14 November 2017
Pensions accounting figures are often seen as a ‘handle-turning‘ or compliance exercise and so are not given the highest profile internally.
In my view this is a mistake. In the current low yield environment, legacy DB pension schemes are becoming an increasing burden on companies. Without action, they can have material, detrimental and far-reaching effects. Here I look at six areas that can be impacted.
- Large pension deficits can clearly be a concern for investors. This impacts not just the ongoing share price, but can also impact on transactions, where large or volatile pensions liabilities can be a deal breaker.
- A higher deficit can mean problems paying dividends. For a company to pay dividends, directors must be satisfied that it has enough distributable reserves on the balance sheet. A higher pensions accounting deficit generally means lower distributable reserves.

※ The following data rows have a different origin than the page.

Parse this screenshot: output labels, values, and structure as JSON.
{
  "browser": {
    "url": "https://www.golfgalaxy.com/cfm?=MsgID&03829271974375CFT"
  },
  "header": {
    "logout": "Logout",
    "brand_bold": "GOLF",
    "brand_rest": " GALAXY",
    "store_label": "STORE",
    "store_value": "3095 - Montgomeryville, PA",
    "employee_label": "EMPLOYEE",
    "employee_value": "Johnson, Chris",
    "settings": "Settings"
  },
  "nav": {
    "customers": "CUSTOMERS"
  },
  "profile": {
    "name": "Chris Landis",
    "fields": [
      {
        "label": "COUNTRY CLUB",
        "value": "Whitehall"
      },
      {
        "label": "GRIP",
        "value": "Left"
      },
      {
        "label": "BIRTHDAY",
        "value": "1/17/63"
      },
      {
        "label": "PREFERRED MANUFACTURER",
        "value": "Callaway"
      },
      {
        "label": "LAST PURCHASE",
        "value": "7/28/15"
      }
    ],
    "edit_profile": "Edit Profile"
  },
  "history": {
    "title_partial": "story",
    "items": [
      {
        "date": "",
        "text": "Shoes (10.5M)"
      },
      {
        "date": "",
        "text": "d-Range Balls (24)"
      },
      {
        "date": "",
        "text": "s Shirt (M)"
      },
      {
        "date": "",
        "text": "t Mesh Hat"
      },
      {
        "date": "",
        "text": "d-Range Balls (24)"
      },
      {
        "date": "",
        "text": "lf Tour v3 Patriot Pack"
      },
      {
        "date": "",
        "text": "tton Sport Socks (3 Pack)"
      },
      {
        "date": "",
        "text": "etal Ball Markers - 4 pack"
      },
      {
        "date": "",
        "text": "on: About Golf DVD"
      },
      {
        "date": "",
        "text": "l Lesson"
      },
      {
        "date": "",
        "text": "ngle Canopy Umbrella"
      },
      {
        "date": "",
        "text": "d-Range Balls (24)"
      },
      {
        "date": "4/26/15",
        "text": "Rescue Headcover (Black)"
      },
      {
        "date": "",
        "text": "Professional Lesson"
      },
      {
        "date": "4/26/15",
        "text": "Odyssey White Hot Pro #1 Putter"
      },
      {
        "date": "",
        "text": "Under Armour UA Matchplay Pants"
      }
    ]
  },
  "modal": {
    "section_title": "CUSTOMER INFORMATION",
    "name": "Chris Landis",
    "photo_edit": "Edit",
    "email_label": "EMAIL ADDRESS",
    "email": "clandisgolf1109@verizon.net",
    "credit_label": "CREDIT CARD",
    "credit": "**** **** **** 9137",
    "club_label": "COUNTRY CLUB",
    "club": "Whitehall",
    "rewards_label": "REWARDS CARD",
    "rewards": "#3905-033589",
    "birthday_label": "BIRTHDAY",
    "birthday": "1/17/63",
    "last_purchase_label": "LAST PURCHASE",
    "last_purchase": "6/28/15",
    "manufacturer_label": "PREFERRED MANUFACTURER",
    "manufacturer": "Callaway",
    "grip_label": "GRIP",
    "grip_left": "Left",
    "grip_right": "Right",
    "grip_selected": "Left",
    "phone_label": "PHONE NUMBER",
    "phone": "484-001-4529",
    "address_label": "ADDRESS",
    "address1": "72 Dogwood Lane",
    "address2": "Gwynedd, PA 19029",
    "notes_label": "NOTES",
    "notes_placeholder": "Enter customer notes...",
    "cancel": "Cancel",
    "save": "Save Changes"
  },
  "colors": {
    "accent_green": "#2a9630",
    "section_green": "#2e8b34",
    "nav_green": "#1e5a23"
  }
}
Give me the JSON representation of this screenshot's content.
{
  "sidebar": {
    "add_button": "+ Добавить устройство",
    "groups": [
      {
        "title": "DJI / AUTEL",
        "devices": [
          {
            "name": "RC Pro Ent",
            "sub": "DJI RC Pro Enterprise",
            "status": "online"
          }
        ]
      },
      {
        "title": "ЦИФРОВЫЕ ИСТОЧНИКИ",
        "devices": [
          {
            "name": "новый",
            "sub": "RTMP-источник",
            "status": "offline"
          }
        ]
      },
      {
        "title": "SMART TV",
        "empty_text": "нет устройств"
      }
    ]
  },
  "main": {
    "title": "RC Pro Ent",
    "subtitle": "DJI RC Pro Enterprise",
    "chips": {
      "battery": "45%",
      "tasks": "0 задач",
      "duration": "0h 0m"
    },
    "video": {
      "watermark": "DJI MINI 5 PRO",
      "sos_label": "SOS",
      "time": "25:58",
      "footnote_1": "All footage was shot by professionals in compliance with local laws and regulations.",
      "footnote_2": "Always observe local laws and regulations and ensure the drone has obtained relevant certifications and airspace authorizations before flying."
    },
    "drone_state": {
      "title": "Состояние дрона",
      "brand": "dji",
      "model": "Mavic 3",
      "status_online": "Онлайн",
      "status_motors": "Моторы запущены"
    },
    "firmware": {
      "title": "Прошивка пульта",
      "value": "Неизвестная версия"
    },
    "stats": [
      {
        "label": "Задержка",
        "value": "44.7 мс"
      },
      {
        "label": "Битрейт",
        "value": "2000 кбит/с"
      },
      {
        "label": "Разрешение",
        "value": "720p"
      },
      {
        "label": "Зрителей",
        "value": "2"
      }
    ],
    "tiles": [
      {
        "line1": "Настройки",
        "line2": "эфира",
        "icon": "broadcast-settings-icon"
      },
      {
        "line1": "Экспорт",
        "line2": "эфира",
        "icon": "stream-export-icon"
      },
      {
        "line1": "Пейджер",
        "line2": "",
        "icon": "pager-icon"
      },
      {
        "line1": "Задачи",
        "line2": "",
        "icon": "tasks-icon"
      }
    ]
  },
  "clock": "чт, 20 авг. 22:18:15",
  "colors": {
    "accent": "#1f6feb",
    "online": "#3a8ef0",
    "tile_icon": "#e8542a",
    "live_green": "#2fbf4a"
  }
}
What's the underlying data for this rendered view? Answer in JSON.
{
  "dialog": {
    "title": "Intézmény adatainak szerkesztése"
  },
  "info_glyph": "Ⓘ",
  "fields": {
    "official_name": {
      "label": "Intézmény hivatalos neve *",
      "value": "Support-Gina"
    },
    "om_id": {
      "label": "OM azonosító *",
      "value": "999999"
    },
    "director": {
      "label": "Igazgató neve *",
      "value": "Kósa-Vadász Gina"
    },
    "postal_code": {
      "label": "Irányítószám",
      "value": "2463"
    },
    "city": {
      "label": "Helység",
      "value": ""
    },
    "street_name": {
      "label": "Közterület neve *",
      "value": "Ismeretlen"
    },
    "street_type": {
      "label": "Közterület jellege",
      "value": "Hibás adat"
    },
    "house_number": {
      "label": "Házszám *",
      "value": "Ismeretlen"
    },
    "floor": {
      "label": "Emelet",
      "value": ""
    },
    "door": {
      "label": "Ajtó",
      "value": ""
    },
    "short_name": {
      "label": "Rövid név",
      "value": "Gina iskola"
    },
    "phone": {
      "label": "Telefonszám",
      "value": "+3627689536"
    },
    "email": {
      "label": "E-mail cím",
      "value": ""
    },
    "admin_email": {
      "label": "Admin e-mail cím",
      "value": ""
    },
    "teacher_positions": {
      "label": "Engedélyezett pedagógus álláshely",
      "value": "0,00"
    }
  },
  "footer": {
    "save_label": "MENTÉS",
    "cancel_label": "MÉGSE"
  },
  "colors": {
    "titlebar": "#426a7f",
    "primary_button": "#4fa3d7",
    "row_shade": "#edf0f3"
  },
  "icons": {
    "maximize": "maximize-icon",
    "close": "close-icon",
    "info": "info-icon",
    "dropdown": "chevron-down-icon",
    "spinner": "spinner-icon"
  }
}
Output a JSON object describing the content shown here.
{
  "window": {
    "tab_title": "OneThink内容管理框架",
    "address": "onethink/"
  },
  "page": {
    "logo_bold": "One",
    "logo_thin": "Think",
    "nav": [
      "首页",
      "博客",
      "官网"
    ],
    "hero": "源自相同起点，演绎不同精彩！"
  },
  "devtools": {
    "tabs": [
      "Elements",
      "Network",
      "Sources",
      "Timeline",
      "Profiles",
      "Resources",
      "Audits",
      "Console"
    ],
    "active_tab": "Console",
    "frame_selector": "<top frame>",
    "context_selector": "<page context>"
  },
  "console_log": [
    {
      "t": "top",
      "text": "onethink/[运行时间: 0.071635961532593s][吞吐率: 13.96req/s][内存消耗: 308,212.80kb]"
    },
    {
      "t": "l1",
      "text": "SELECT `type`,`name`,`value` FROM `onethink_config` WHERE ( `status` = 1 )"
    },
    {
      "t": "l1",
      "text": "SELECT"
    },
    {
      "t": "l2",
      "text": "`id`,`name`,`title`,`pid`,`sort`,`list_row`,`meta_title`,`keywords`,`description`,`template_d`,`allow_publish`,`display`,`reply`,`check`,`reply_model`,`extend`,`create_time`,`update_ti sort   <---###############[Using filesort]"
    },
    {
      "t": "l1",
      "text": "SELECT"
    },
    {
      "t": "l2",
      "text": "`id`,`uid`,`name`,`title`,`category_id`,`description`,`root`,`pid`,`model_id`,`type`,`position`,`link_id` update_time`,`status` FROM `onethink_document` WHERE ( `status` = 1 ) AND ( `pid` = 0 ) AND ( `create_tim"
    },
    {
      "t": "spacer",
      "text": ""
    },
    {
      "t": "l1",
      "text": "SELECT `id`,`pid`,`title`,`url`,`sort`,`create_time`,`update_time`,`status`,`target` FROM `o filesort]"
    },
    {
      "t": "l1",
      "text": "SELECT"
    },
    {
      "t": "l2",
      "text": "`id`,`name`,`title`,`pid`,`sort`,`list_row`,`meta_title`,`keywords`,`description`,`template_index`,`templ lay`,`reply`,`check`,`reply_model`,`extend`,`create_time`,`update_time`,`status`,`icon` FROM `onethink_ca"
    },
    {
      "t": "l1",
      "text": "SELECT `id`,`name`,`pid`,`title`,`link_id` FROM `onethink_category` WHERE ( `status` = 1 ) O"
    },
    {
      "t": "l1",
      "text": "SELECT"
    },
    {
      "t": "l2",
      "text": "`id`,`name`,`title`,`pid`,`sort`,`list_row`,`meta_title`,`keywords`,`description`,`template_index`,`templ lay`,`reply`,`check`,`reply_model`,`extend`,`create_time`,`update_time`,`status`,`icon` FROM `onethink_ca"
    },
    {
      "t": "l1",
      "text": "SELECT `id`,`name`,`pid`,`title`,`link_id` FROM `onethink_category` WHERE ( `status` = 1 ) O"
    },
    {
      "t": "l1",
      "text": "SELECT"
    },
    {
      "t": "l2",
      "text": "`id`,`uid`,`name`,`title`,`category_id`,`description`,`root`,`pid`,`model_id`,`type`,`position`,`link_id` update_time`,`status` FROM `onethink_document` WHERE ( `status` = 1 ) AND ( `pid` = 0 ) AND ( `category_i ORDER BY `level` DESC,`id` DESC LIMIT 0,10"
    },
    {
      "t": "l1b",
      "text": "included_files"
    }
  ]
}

- In the financial sector, companies need to hold regulatory capital to cover their pensions risks. In current market conditions, pension risk has become increasingly important as small changes to pensions figures or assumptions can have a large impact on a company.
- Pensions deficits can hit banking covenants and credit ratings. In addition, they could also have a bearing on ratings used by the Pension Protection Fund to determine PPF levies, which are often used by pension scheme Trustees as an indicator of covenant strength.
- Increases in both cash and P&L costs will need to be built into budgets and budget forecasts for management.
- Increasing balance sheet deficits and profit charges can affect management’s short and long term pension strategy for dealing with pensions and remuneration for the workforce.
By taking a proactive approach to your pensions accounting, you can enhance your financial reporting. It is never too late to act and there are easy things you can do to make sure you are getting the best performance from your pensions accounts and that you are aligned with best practice.